This invention relates to the field of oscillating spouts. More particularly, this invention relates to an apparatus and process for controlling the movement of an oscillating spout capable of pivoting about two orthogonal axes, the spout being actuated by two independent driving means in order to move the end of the spout over concentric circles or over a spiral course around a vertical axis.
The method and apparatus of the present invention are well suited for use in conjunction with a charging installation of a shaft furnace. A shaft furnace charging apparatus employing an oscillating distributing spout is disclosed in Luxembourg Patent Application No. 83,280 corresponding to U.S. patent application Ser. Nos. 288,974 and 675,301, now U.S. Pat. Nos. 4,525,120 and 4,547,116, respectively, which are both assigned to the assignee herein and is of the general type to which the present invention is directed. That charging apparatus is generally known in the art as a spout with a cardan-type suspension.
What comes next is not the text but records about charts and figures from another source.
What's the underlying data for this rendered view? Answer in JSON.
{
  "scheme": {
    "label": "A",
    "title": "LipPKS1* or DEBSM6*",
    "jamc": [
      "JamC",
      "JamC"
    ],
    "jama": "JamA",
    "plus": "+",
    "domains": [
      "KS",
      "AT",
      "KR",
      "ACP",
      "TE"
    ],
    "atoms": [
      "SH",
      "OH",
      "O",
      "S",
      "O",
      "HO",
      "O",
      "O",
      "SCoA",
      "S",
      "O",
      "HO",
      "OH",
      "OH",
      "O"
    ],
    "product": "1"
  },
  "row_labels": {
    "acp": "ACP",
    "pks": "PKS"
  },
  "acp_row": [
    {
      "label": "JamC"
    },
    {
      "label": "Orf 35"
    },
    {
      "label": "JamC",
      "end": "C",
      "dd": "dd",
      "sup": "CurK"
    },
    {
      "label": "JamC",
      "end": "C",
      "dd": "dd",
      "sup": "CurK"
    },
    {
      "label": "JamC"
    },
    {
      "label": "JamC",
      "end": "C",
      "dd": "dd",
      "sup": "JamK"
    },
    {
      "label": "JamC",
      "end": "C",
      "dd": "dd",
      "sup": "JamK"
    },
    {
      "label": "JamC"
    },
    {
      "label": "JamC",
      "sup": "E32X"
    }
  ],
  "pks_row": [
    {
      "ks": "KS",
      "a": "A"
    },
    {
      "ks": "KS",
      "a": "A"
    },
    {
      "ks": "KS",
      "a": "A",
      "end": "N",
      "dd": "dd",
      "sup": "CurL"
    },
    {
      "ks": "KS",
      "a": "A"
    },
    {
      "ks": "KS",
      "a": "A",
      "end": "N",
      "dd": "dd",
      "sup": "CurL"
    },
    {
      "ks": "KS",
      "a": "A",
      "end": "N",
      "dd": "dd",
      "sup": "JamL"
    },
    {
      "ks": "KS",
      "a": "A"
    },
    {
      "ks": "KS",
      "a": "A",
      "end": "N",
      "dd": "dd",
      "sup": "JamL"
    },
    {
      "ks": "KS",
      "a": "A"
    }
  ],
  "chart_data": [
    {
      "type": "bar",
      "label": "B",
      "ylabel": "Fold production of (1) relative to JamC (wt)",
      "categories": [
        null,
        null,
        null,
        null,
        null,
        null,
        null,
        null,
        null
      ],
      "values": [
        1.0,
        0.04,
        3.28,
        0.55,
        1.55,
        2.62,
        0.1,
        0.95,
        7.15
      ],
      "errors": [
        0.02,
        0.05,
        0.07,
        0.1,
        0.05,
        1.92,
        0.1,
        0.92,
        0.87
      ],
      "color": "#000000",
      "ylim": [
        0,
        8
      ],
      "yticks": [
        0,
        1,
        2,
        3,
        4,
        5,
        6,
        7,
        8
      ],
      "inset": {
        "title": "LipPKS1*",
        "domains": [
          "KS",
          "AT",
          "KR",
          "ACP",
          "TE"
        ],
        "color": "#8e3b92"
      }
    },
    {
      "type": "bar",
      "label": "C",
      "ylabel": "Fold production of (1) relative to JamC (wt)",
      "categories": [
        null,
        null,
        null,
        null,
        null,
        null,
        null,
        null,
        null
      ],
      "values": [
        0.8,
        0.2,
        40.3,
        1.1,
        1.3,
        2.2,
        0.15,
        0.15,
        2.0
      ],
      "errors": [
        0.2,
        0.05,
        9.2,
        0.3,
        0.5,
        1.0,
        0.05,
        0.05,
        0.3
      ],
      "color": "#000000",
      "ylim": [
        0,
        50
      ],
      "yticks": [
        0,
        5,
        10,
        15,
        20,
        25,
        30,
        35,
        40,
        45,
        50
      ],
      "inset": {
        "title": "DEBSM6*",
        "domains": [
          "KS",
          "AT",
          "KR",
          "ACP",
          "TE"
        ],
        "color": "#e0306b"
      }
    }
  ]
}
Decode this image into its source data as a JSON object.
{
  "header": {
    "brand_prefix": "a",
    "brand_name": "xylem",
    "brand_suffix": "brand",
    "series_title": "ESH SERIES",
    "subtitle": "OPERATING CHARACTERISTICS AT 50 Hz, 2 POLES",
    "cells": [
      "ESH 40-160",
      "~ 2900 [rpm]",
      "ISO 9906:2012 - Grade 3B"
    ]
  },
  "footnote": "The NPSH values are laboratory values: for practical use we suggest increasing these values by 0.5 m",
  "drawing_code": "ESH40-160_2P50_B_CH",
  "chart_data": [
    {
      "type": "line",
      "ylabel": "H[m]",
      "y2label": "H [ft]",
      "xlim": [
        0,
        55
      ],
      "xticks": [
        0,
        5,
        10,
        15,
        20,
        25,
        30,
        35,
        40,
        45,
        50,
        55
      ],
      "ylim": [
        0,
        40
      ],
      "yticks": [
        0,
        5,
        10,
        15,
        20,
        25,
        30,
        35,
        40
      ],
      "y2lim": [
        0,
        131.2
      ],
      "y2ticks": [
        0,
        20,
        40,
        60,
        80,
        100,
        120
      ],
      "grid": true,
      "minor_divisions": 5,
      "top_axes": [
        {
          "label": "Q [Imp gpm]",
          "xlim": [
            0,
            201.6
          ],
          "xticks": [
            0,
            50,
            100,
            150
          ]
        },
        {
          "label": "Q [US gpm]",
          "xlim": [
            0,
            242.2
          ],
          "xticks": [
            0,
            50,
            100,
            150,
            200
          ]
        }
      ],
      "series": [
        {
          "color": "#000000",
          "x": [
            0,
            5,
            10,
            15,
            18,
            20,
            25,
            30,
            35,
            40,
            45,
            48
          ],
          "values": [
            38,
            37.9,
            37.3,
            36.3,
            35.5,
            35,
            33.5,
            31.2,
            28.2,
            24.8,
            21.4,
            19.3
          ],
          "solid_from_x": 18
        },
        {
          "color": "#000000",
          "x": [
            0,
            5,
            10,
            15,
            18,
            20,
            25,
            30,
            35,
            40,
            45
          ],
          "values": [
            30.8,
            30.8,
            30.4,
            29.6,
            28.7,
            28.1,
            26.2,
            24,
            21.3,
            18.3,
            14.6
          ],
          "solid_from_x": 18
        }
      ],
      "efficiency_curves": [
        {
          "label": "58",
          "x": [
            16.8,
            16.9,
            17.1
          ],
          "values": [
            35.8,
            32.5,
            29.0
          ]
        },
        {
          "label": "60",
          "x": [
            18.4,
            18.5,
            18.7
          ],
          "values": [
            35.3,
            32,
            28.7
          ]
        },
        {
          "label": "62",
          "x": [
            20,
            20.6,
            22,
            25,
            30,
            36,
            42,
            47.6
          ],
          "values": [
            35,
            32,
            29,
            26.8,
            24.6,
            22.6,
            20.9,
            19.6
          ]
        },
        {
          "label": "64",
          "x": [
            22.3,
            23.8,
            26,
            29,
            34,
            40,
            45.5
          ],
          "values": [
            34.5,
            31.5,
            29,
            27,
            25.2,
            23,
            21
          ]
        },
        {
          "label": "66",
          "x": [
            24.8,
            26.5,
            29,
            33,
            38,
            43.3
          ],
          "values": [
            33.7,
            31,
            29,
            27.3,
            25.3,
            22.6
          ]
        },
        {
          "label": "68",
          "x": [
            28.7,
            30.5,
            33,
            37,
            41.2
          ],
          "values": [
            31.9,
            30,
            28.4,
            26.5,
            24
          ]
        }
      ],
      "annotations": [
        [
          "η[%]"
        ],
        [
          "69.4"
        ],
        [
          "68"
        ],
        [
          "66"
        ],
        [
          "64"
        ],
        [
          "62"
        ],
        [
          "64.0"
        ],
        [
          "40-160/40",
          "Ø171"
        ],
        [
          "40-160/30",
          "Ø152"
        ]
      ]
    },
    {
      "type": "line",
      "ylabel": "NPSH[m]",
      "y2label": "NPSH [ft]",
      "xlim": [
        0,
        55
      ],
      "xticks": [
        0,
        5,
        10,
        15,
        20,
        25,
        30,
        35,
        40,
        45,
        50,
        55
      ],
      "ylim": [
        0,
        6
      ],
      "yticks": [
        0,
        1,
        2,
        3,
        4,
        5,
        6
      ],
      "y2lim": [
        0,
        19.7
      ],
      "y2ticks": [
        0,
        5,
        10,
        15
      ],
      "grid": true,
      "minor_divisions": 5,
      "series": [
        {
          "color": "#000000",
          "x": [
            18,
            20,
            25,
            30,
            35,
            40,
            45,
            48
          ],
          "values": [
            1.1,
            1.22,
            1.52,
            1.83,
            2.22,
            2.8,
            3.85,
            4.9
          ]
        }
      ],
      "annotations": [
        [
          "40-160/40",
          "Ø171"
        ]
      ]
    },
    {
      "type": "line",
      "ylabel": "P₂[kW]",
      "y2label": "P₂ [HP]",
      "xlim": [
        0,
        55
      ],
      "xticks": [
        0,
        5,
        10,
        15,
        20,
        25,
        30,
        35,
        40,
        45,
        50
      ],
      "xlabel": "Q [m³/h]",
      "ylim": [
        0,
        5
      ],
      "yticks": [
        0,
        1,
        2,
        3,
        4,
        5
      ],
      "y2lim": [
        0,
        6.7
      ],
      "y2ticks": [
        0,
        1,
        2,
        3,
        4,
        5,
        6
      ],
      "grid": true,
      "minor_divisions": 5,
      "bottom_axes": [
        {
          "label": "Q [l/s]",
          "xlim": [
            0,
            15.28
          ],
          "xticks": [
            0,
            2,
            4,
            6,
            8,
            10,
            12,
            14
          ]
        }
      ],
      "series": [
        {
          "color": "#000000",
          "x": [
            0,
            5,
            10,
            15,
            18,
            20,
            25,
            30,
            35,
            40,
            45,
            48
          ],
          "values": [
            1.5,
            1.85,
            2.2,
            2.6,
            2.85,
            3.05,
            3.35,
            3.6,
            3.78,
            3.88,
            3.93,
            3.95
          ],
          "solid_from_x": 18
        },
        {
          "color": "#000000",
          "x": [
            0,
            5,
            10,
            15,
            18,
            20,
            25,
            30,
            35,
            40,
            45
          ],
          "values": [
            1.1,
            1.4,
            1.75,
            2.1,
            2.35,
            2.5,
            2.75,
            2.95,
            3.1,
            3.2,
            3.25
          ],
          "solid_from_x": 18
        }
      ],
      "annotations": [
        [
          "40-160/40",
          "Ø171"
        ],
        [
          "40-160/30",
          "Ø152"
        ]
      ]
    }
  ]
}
Experiments on a conventional charging device of the type hereinabove described reveal that the layers of material deposited by means of an oscillating spout within the shaft furnace are of uneven thickness. Obviously, if only a single layer of material was utilized, these irregularities in thickness would have no especially damaging effects upon the charging of a shaft furnace. Unfortunately, these irregularities are repeated at the same points for each layer deposited. These points of irregular distribution correspond to certain angular positions of the spout. Thus, the respective uneven layers exhibit a cumulative effect which result in a saddle-shaped charging level. It has also been found that this defect is not peculiar to the apparatus disclosed in the aformentioned Luxembourg patent application; rather, it occurs to a greater or lesser extent in all charging apparatus having a spout suspension system of the cardan-type, regardless of the particular driving and control means used.
The uneven charging thickness occurs because cardan-type distributing spouts undergo slight but nevertheless perceptible pivoting movements about their longitudinal axis at certain diametrically opposed points in the course of each revolution. When this pivoting movement starts, there is a reduction in friction effects between the charge material and the spout and also within the charge material, as the charge passes through the spout. Thus, the speed of fall of the material increases. In other words, the onset of the pivoting movement causes the material to reach its fall or impact point more quickly; and the thickness of the deposited layer increases in the places where the fall or impact point occurs corresponding to the angular position which the spout occupies when the pivoting movement takes place. Similarly, the opposite effect is produced at the end of the pivoting movement of the spout, i.e., the friction effects within the spout once again increases, thus leading to a reduction in the thickness of the layer deposited at the corresponding fall or impact point of the material.